Saturday, November 28, 2015

Thinking Christmas often means thinking decorations

Hello, everyone.

We got the tree boxes out yesterday. (Sorry, gang, we went with fake trees a few years back. Even if they don't smell wonderful.) And all the boxes of decorations and lights.

Somewhere in the midst of all this Thanksgiving, Christmas, decorating mood I trolled around on Pinterest and found a really cute instruction that was supposed to be for earrings. Well, if you have a long neck, and/or if you're wearing your hair up to show them off! The smaller bead size recommended is already 2" (5 cm) long, which is pretty showy. If you go the next bead size up, the lady says, you're looking at 3". The link is to a Youtube video by the amazingly relaxed sounding Miss Gina. Who gives very clear instructions.

Ornament in progress

I am using Fire Mountain Gems 4mm bicones, from the stash.
I'm only about half of the way through with this cute little dangle--intended for the Christmas tree--and I've already learned some things.

Miss Gina doesn't follow the standard Right Angle Weave thread path, as I had expected at the start of her video. When I broke a bead on the fourth or fifth pass through it, I learned why. If you follow her thread path there is one less strand going through the middle of various connecting beads, and thus less use of the pliers to pull the needle through, and less risk of breaking a bead in the previous row. With all the unthreading that creates! So I adopted her thread path.

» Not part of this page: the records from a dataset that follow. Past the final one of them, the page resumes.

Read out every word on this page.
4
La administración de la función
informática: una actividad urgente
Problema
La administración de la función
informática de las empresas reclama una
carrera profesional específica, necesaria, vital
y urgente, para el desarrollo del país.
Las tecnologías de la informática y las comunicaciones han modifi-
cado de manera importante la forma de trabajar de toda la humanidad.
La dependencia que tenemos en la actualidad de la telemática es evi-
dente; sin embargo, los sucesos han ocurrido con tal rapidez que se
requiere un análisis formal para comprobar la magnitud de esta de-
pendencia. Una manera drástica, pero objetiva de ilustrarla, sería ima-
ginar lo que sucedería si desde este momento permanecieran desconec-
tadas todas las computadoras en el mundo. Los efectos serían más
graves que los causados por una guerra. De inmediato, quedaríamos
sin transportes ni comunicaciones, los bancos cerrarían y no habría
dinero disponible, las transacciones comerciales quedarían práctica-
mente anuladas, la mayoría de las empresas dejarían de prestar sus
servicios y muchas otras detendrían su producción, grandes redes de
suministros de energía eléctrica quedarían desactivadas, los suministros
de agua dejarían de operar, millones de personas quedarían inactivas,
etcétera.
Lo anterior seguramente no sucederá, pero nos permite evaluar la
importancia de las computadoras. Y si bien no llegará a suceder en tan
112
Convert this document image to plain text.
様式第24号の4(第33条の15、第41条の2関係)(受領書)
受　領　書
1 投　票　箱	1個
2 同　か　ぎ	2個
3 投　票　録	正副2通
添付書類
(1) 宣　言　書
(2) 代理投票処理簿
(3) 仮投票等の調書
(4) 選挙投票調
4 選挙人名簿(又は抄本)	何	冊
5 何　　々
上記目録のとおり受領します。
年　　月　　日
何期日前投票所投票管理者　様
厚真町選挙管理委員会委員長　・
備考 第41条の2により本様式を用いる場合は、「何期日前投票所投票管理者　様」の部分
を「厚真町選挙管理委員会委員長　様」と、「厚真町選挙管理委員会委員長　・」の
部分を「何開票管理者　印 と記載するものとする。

I also dug out my handy-dandy little container of Thread Heaven. I am using 10 pound Fireline thread, and it seems like the thread itself is creating friction inside the bead and causing some of the binding, even before the thickness comes into play. So a quick run across the surface of the Thread Heaven is being tried. It will make the thread a little slicker and less likely to hang on the previous strands.

One of the things I like best about doing crafts projects is that, as long as you are trying to to a well-crafted piece and try new techniques, you are constantly learning new things about the materials, the patterns, the techniques, and sometimes even yourself.

Thank you, Miss Gina, for putting up your lovely video on making sparkly diamonds.